17. The device of claim 11, wherein the free layer structure is configured to be deposited adjacent to a barrier layer that is adjacent to a pin layer, wherein a magnetization direction of the pin layer is configured to be fixed and a magnetization direction of the free layer is configured to change due to an external magnetic field direction, and wherein the barrier layer is configured to include any of magnesium oxide (MgO), aluminum oxide (AlOx), titanium oxide (TiOx), and/or zinc oxide (ZnOx).

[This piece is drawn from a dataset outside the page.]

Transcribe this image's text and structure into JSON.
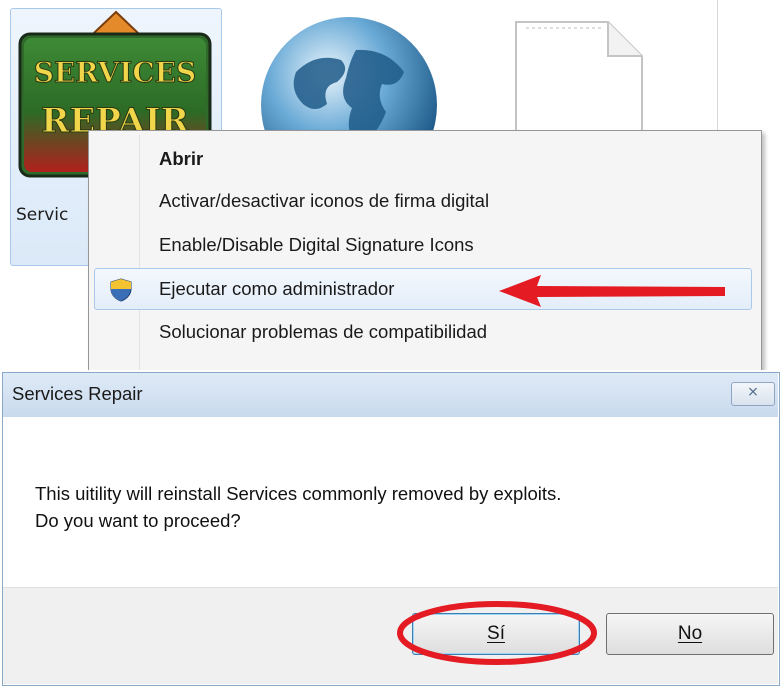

18. A method of manufacturing a free layer structure for a tunneling magneto-resistive (TMR) sensor, the method comprising:

depositing a non-magnetic layer between a first free layer and a second free layer, wherein the non-magnetic layer comprises Tantalum (Ta) or Hafnium (Hf), and wherein the first free layer and second free layer comprises any of a Cobalt-Iron-Boron (CoFeB) alloy, a Cobalt-Iron-Tantalum (CoFeTa) alloy, and a Cobalt-Iron-Hafnium (CoFeHf) alloy;

depositing a barrier layer adjacent to the free layer structure; and

depositing a pin layer adjacent to the barrier layer.

19. The method of claim 18, further comprising:

depositing an insertion layer adjacent to the first free layer, and

depositing a capping layer over the insertion layer, wherein the insertion layer is configured to reduce an influence of a crystalline structure of the capping layer to the first free layer.

20. The method of claim 18, wherein the insertion layer comprises any of any of Hafnium (Hf), Tantalum (Ta), Yttrium (Y), Niobium (Nb), Molybdenum (Mo), Tungsten (W), and Titanium (Ti), and wherein a thickness of the insertion layer is less than 5 A or ranging between 1 to 5 A.